Dans un café de la périphérie toulousaine, Jennifer Pailhé connaît parfaitement le fléau de la prostitution des mineurs. Il y a six ans, sa fille, alors âgée de 16 ans, passe sous l'emprise de son petit ami de l'époque et se prostitue. Depuis, avec son association "Nos Ados Oubliés", elle lutte avec des mamans, devenues la cible des proxénètes.
"Les clients peuvent mettre des notations"
"Ces individus-là se revendiquent être de la DZ Mafia. Ils ont beaucoup de renseignements sur l'identité de la maman.
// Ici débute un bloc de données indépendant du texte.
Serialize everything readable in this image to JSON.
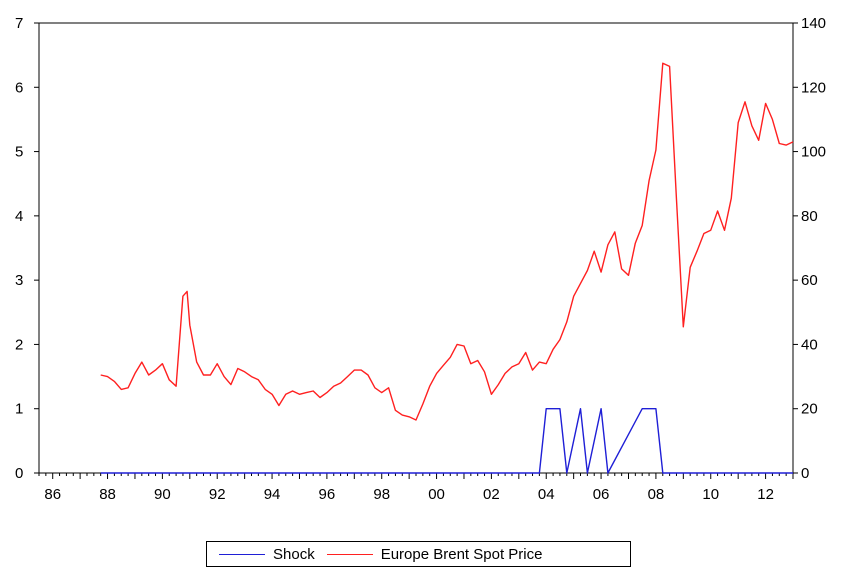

On peut considérer victime, pas seulement la jeune fille, mais la famille au sens large et elles ont cruellement besoin d'être soutenues".
Les réseaux sont extrêmement difficiles à démanteler puisque tout ou presque passe sur les réseaux sociaux ou via des messageries cryptées. Les jeunes filles y sont exposées comme des marchandises : "Les annonces sont très explicites, tant de l'origine de la jeune fille que de son physique, le tarif, ce qu'elle accepte ou non. Les clients peuvent mettre des notations. Ça leur permet d'être classés étoile de bronze, d'argent ou d'or. C'est quand même très glauque".
Le nombre de mineures concernées par la prostitution ne cesse d'augmenter. Il a été multiplié par dix en France en dix ans.